|The girl stands upon the doorstep peering in, her elbows scuffed from countless days she has spent leaning against her desk at school, trying to concentrate on the words swirling around her temple. There’s something about sitting around and gazing at the birthing of a new day in the eyes of another family that is so intriguing to her. She does not want to join in, to leave the hopeless world of the dingy flat she occupies, she merely wishes to observe.
And I let her.
She’s always there, watching my every move as I tango around the kitchen making toast, or tea, or sometimes, when I’m feeling philosophical, making sense of It all. She nods along with the beat of the toaster kissing slices of bread till they blush, and the rhythmic splash of milk as it unites with drops of tea.

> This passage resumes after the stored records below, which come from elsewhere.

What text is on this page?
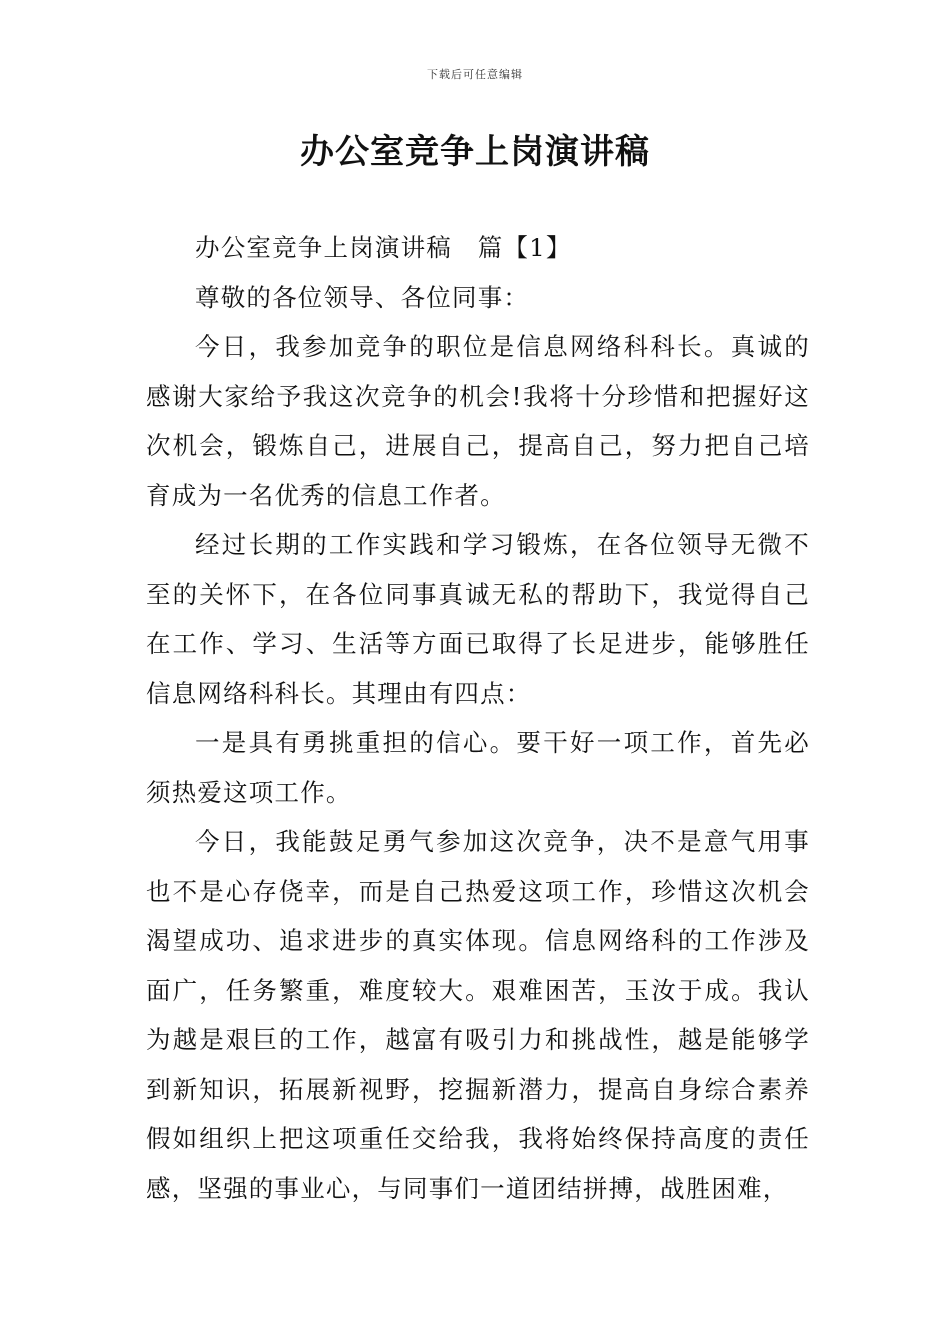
下载后可任意编辑
办公室竞争上岗演讲稿

办公室竞争上岗演讲稿　篇【1】

尊敬的各位领导、各位同事：

今日，我参加竞争的职位是信息网络科科长。真诚的感谢大家给予我这次竞争的机会!我将十分珍惜和把握好这次机会，锻炼自己，进展自己，提高自己，努力把自己培育成为一名优秀的信息工作者。

经过长期的工作实践和学习锻炼，在各位领导无微不至的关怀下，在各位同事真诚无私的帮助下，我觉得自己在工作、学习、生活等方面已取得了长足进步，能够胜任信息网络科科长。其理由有四点：

一是具有勇挑重担的信心。要干好一项工作，首先必须热爱这项工作。

今日，我能鼓足勇气参加这次竞争，决不是意气用事也不是心存侥幸，而是自己热爱这项工作，珍惜这次机会渴望成功、追求进步的真实体现。信息网络科的工作涉及面广，任务繁重，难度较大。艰难困苦，玉汝于成。我认为越是艰巨的工作，越富有吸引力和挑战性，越是能够学到新知识，拓展新视野，挖掘新潜力，提高自身综合素养假如组织上把这项重任交给我，我将始终保持高度的责任感，坚强的事业心，与同事们一道团结拼搏，战胜困难，
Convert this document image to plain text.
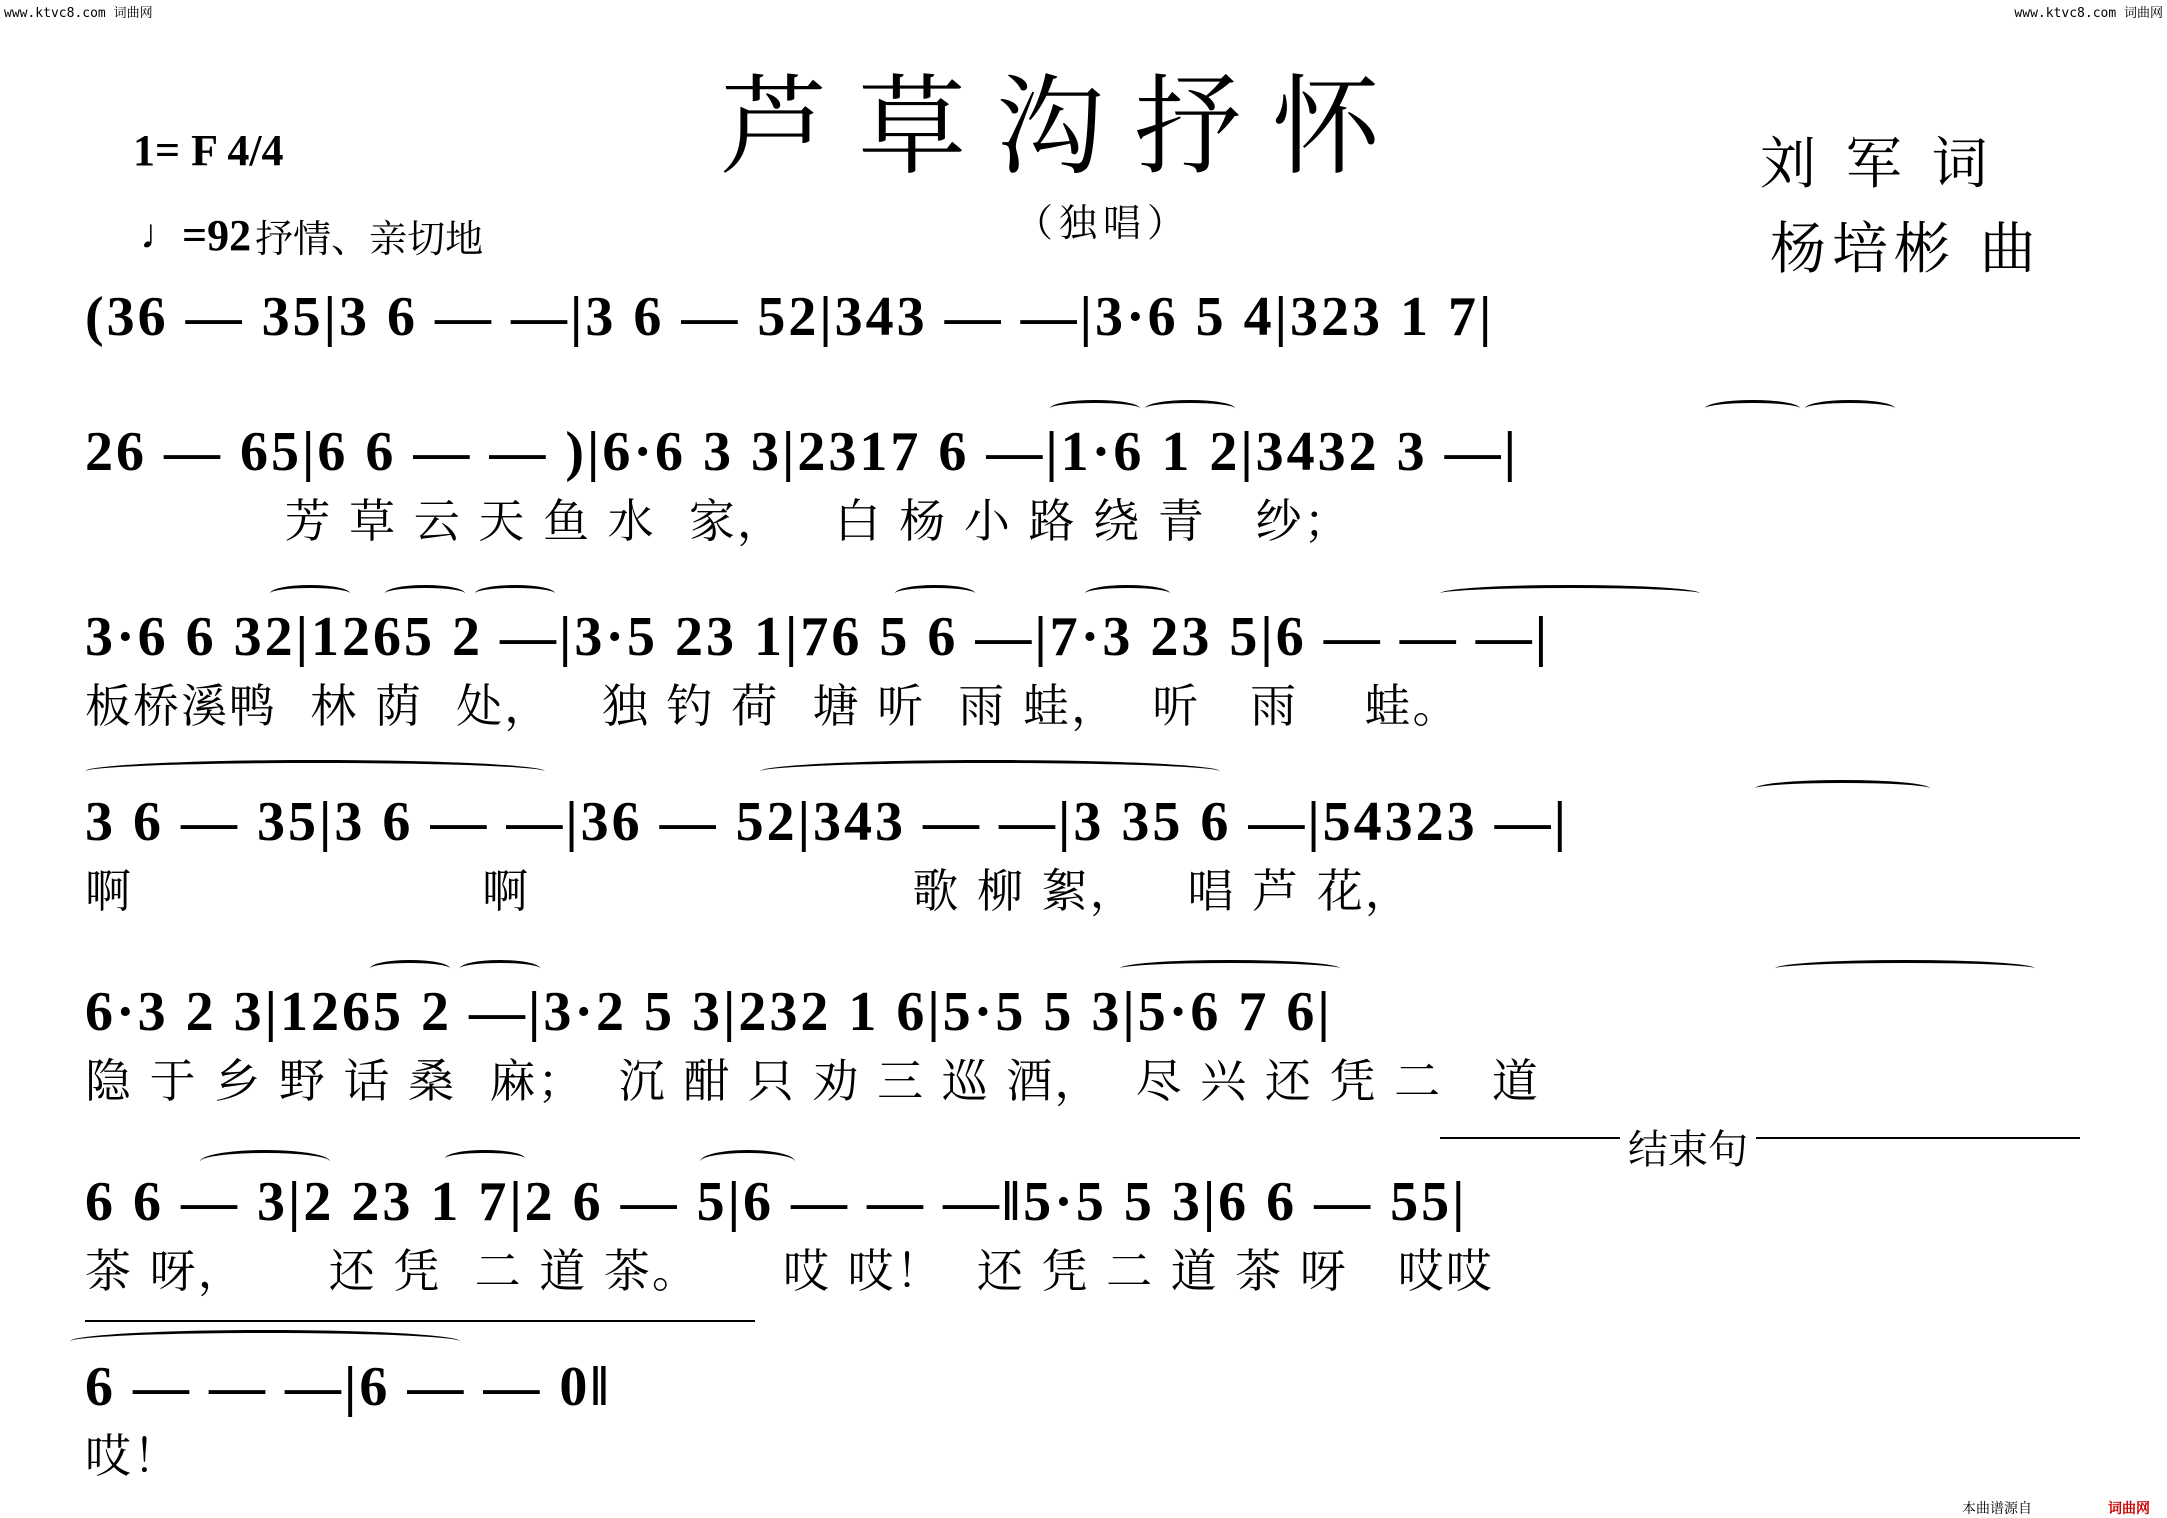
www.ktvc8.com 词曲网	www.ktvc8.com 词曲网
芦草沟抒怀
（独唱）
1= F 4/4
♩ =92 抒情、亲切地
刘 军 词
杨培彬 曲
(36 — 35|3 6 — —|3 6 — 52|343 — —|3·6 5 4|323 1 7|
26 — 65|6 6 — — )|6·6 3 3|2317 6 —|1·6 1 2|3432 3 —|
芳 草 云 天 鱼 水  家，   白 杨 小 路 绕 青   纱；
3·6 6 32|1265 2 —|3·5 23 1|76 5 6 —|7·3 23 5|6 — — —|
板桥溪鸭  林 荫  处，   独 钓 荷  塘 听  雨 蛙，  听   雨    蛙。
3 6 — 35|3 6 — —|36 — 52|343 — —|3 35 6 —|54323 —|
啊                     啊                       歌 柳 絮，   唱 芦 花，
6·3 2 3|1265 2 —|3·2 5 3|232 1 6|5·5 5 3|5·6 7 6|
隐 于 乡 野 话 桑  麻；  沉 酣 只 劝 三 巡 酒，  尽 兴 还 凭 二   道
结束句
6 6 — 3|2 23 1 7|2 6 — 5|6 — — —‖5·5 5 3|6 6 — 55|
茶 呀，     还 凭  二 道 茶。     哎 哎！  还 凭 二 道 茶 呀   哎哎
6 — — —|6 — — 0‖
哎！
本曲谱源自	词曲网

I let her watch me because she is me. In some way or another, she has become a part of who I am, and telling her to leave (like the time I chucked a pair of scissors, which painted a red mark across her cheek) physically pains me. I felt the cut glide across her dirty skin before it happened, and I was frightened. I had bullied myself into keeping her near. And my actions always have consequences.
If she leaves, I will die.
I step out into the front garden with a cloth and a small bar of soap and make my way towards her. She smiles, and I can see her soul reflected in the yellowing enamel. It screams loneliness.
I lower myself down to her level and reach out for her arm. The smile never leaves her eyes as I scrub away at the dirt clustering the scars befriending her skin. I squint slightly, and try to make my own eyes sparkle in response.
“There, there,” my pupils whisper. “There, there.”